2 Minutes with Christophe Caloz
September 24, 2013
With consumers looking for wireless communications that are fast, reliable and omnipresent, radio and communication engineers face ever-growing challenges in meeting demand. In short, the wireless spectrum is getting overcrowded, making bandwidth more expensive and slowing down data. There’s a demand for radio solutions that offer higher processing efficiency than the digital signal processing currently in use.
Christophe Caloz is a research leader in the field of electromagnetic engineering who is developing a new generation of artificial semiconductor substances that are engineered to perform functions not possible with naturally occurring materials.
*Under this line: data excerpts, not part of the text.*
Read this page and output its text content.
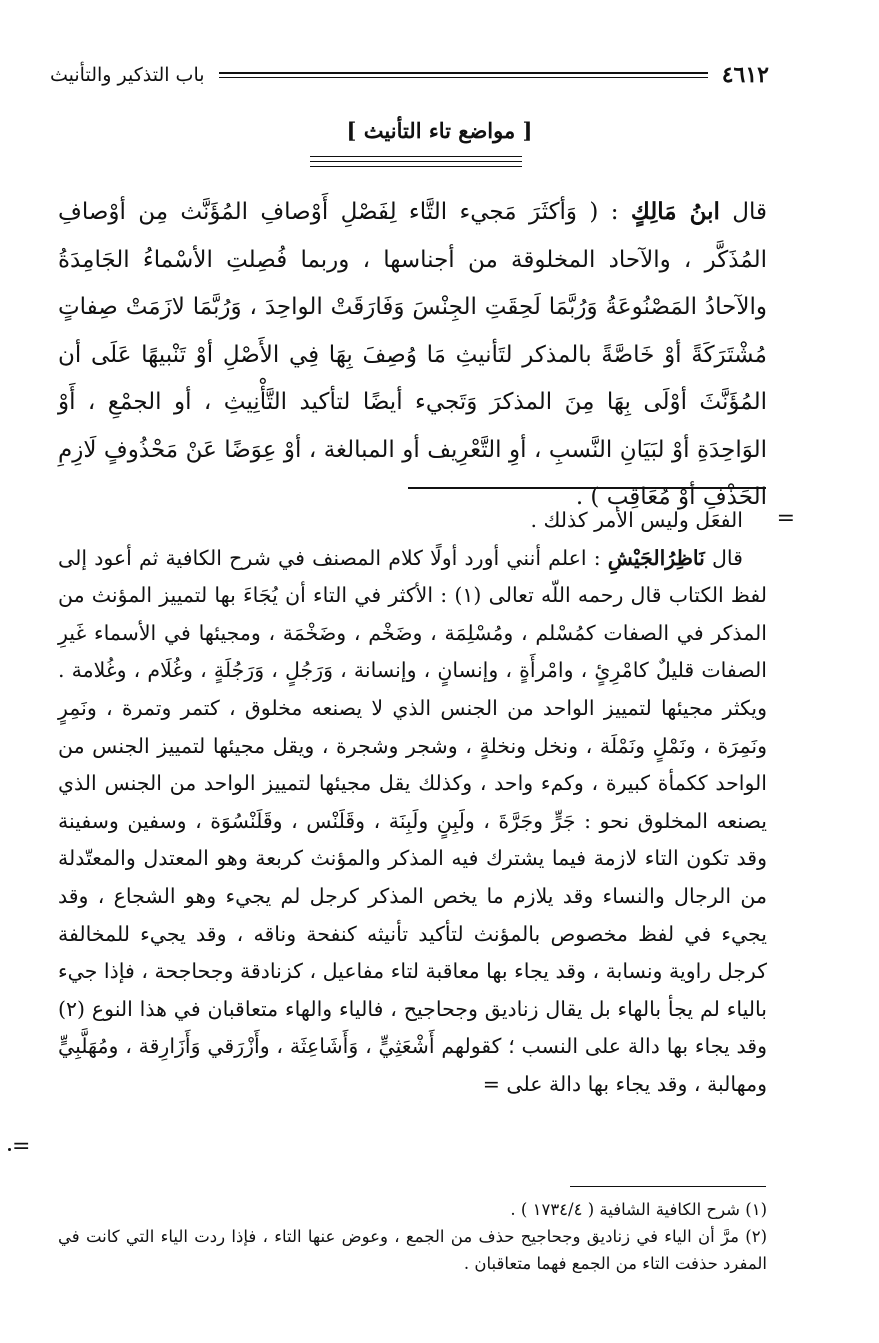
٤٦١٢
باب التذكير والتأنيث
[ مواضع تاء التأنيث ]
قال ابنُ مَالِكٍ : ( وَأكثَرَ مَجيء التَّاء لِفَصْلِ أَوْصافِ المُؤَنَّث مِن أوْصافِ المُذَكَّر ، والآحاد المخلوقة من أجناسها ، وربما فُصِلتِ الأسْماءُ الجَامِدَةُ والآحادُ المَصْنُوعَةُ وَرُبَّمَا لَحِقَتِ الجِنْسَ وَفَارَقَتْ الواحِدَ ، وَرُبَّمَا لازَمَتْ صِفاتٍ مُشْتَرَكَةً أوْ خَاصَّةً بالمذكر لتَأنيثِ مَا وُصِفَ بِهَا فِي الأَصْلِ أوْ تَنْبيهًا عَلَى أن المُؤَنَّثَ أوْلَى بِهَا مِنَ المذكرَ وَتَجيء أيضًا لتأكيد التَّأْنِيثِ ، أو الجمْعِ ، أَوْ الوَاحِدَةِ أوْ لبَيَانِ النَّسبِ ، أوِ التَّعْرِيف أو المبالغة ، أوْ عِوَضًا عَنْ مَحْذُوفٍ لَازِمِ الحَذْفِ أوْ مُعَاقِب ) .
=

الفعَل وليس الأمر كذلك .

قال نَاظِرُالجَيْشِ : اعلم أنني أورد أولًا كلام المصنف في شرح الكافية ثم أعود إلى لفظ الكتاب قال رحمه اللّه تعالى (١) : الأكثر في التاء أن يُجَاءَ بها لتمييز المؤنث من المذكر في الصفات كمُسْلم ، ومُسْلِمَة ، وضَخْم ، وضَخْمَة ، ومجيئها في الأسماء غَيرِ الصفات قليلٌ كامْرِئٍ ، وامْرأَةٍ ، وإنسانٍ ، وإنسانة ، وَرَجُلٍ ، وَرَجُلَةٍ ، وغُلَام ، وغُلامة . ويكثر مجيئها لتمييز الواحد من الجنس الذي لا يصنعه مخلوق ، كتمر وتمرة ، ونَمِرٍ ونَمِرَة ، ونَمْلٍ ونَمْلَة ، ونخل ونخلةٍ ، وشجر وشجرة ، ويقل مجيئها لتمييز الجنس من الواحد ككمأة كبيرة ، وكمء واحد ، وكذلك يقل مجيئها لتمييز الواحد من الجنس الذي يصنعه المخلوق نحو : جَرٍّ وجَرَّةَ ، ولَبِنٍ ولَبِنَة ، وقَلَنْس ، وقَلَنْسُوَة ، وسفين وسفينة وقد تكون التاء لازمة فيما يشترك فيه المذكر والمؤنث كربعة وهو المعتدل والمعتّدلة من الرجال والنساء وقد يلازم ما يخص المذكر كرجل لم يجيء وهو الشجاع ، وقد يجيء في لفظ مخصوص بالمؤنث لتأكيد تأنيثه كنفحة وناقه ، وقد يجيء للمخالفة كرجل راوية ونسابة ، وقد يجاء بها معاقبة لتاء مفاعيل ، كزنادقة وجحاجحة ، فإذا جيء بالياء لم يجأ بالهاء بل يقال زناديق وجحاجيح ، فالياء والهاء متعاقبان في هذا النوع (٢) وقد يجاء بها دالة على النسب ؛ كقولهم أَشْعَثِيٍّ ، وَأَشَاعِثَة ، وأَزْرَقي وَأَزَارِقة ، ومُهَلَّبِيٍّ ومهالبة ، وقد يجاء بها دالة على =

=

(١) شرح الكافية الشافية ( ١٧٣٤/٤ ) .

(٢) مرَّ أن الياء في زناديق وجحاجيح حذف من الجمع ، وعوض عنها التاء ، فإذا ردت الياء التي كانت في المفرد حذفت التاء من الجمع فهما متعاقبان .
Our research meets three basic criteria: novelty, utility and depth, and we believe that it is by working at the intersection of these three circles that we are able to optimally fulfill our mission for Canadian taxpayers.
Our group is active in radio science and wireless technology, and our research can be divided into two main streams: on the one hand, electromagnetic metamaterials and, on the other hand, real-time radio. A metamaterial is an artificial material composed of small particles that play the role that atoms or molecules play in conventional materials, but that have properties not found in atoms or molecules. These artificial molecules can take many different forms, at different scales, namely milli, micro and nanometer. They can be composed of various substances, which themselves have various properties. Consequently, these metamaterials are much lighter, more compact, compatible with integrated circuits and capable of reaching virtually unlimited frequencies.
Our second research stream is based on a fundamental property of metamaterials, dispersion, whereby the index of refraction and therefore the induced phase are strongly dependent on the frequency of the signal. We are now able, for the first time, to very precisely control this phase function through new components called phasers.
Here we have an example of phasers used in waveguide technology or planar technology. As you can see, some of them are in the form of small chips and can be easily inserted into a portable, phone for instance. Existing communications systems operate at frequencies of one to five gigahertz and are heavily based on digital technology. The problem is that transmission channels are very congested at those frequencies. To achieve far greater capabilities, we have to use much higher frequencies, but at such frequencies digital technology is ineffective or no longer works. We must therefore enter a new paradigm and that is precisely what our real-time radio will offer in the future.
NSERC funding is vital to the advancement of research in Canada. It is critical to medium- and long-term research, which will allow us to shape the science and technology landscape of tomorrow. From that perspective, NSERC offers excellent programs that are the envy of many of our international colleagues.